Он лежал на топчане словно окаменев. Лежал долго. А потом расплакался. Беззвучно, всем нутром. Звезды ходили хороводами в глазах, мысли были ни о чем, и вспоминалось лишь сегодняшнее утреннее море — светлое, обновленное и тихое. Вспухал и мягко опадал песок под ногами, солнечные змеи переплетались, уходя в синь глубины, и он тоже шел за ними, как зачарованный.
Нет! Он встал, отогнав подступающий сон. Сон означал покорность. И если он заснет, то завтра утром будет бесповоротно поздно. Он подчинится. А разве так поступали сильные, прекрасные люди, о которых он читал? Нож у него был. Настоящий немецкий штык. Завернутый в тряпицу, хранившийся под скатом крыши. Вот он — грозно-тяжелый, остро отточенный… Он сунул его под цветастую подушку. Затем спеленал шерстяное одеяло в тугую скатку — пригодится.
Дверь в дом была заперта на внутренний крючок, но с крючком он справился легко, поддев его через щель заржавленным обломком ножовочного полотна.
Вошел, чутко прислушиваясь к дыханию спящих, раскрыл шкаф. Свет луны резко и бело отразился в зеркале, укрепленном на тыльной стороне дверцы.
Замер на миг, ощущая не страх, нет, — ожесточенное, расчетливое спокойствие умелого вора. Вытащил лежавший в самом низу старенький рюкзачок, взял свой свитер, куртку, пару носков и белье. Собрал со стола продукты. Методично и тихо. На тумбочке лежали часы узколицего, мутно зеленевшие фосфоресцирующим циферблатом. Он прихватил и их — украв в первый раз, но так, словно бы крал до этого все время. После, обшарив пиджак благодетеля, выгреб все деньги — шестьдесят рублей с мелочью. Раньше такая сумма показалась бы ему сущим богатством, теперь же — мелочью, бумажками, необходимыми для жизни. Чтобы поддержать свою маленькую жизнь, не унижаясь перед жизнью большой.
Постоял, раздумывая: все ли? Кажется, да, все.
Не скрипнув половицей, ступая с пяток на кончики пальцев, пригнувшись, прошел в горницу. Выпил крынку козьего молока — не хотел, но выпил. Впрок.

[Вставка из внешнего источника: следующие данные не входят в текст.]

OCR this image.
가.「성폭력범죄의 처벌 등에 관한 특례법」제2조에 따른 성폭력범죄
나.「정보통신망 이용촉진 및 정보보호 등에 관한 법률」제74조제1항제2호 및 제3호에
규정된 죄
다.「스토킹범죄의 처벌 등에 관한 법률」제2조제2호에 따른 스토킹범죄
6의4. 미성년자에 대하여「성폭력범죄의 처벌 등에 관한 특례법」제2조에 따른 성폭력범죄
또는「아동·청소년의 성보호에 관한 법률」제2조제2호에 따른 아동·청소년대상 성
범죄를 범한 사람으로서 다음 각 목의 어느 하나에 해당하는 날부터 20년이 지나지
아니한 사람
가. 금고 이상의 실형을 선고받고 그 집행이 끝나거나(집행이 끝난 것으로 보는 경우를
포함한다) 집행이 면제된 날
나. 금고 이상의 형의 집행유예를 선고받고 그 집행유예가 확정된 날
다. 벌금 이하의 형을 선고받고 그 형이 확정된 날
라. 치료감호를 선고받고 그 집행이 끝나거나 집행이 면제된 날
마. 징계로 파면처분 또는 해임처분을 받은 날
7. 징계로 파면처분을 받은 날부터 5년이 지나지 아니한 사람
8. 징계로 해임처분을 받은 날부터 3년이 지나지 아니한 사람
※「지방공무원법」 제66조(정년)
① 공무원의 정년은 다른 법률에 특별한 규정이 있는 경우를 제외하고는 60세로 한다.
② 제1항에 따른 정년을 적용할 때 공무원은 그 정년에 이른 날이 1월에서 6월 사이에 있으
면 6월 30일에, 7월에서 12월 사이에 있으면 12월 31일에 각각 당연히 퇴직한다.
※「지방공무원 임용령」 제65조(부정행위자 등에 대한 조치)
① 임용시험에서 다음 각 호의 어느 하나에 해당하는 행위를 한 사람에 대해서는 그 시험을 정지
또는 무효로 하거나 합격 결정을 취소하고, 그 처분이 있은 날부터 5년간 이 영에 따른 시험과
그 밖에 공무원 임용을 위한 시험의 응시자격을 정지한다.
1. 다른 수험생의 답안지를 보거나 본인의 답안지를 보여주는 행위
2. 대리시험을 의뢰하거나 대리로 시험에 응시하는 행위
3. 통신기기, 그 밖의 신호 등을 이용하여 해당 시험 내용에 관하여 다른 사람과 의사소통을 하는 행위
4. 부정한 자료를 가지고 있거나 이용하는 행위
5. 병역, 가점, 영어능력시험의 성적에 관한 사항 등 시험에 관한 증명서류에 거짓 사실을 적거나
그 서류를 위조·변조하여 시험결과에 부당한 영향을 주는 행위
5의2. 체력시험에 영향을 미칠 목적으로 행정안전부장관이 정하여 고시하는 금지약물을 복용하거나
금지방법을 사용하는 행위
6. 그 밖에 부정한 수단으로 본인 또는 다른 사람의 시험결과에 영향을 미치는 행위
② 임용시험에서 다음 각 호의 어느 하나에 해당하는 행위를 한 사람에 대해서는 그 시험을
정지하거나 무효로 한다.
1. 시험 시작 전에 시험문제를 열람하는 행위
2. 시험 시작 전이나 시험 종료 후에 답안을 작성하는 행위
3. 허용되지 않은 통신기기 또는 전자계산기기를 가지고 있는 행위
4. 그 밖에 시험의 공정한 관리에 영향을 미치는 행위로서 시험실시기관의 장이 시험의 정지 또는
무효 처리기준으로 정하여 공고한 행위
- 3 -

У ворот задержался. Знакомый двор, погруженный в ночь, обрел неизвестные, отчужденные черты. Три мазанки размыто белели в отдалении. Захотелось плакать. Снова. Но с этим он справился. К тому же надо было спешить. Через шесть-семь часов проснется тетка; и, как только ею будет осознан его побег, город станет ловушкой. Он должен успеть… Он должен сделать все, чтобы воплотилась дремлющая его мечта, властно пробудившаяся сегодня и позвавшая прочь отсюда. Он обязан как-то попасть в порт и сесть на корабль. И в трюме приехать в какие-нибудь расчудесные страны, где тоже обязательно будет море, и скалы, и крабы, но только все лучше, и люди лучше, и уж там он будет всем обязательно нужен…
В тени уличных деревьев он пробрался к набережной, нырнул в кустарник, заполонивший приморский газон, и начал пробираться к порту. А когда подобрался близко, застыл, пораженный внезапным открытием… Совершить задуманное оказалось невозможным. Днем порт выглядел иначе — доступным, шумным… Ночь же беспристрастно обозначила все выверенные границы его…
В порту сиял свет, высветляя подходы к сетчатой ограде, вдоль которой прохаживались какие-то люди… А корабли стояли далеко, и море вокруг них тоже ровно и продуманно освещалось, а пограничные прожекторы, бороздившие небо, вдруг неожиданно и коварно бросали свои лучи то на воду, то на берег.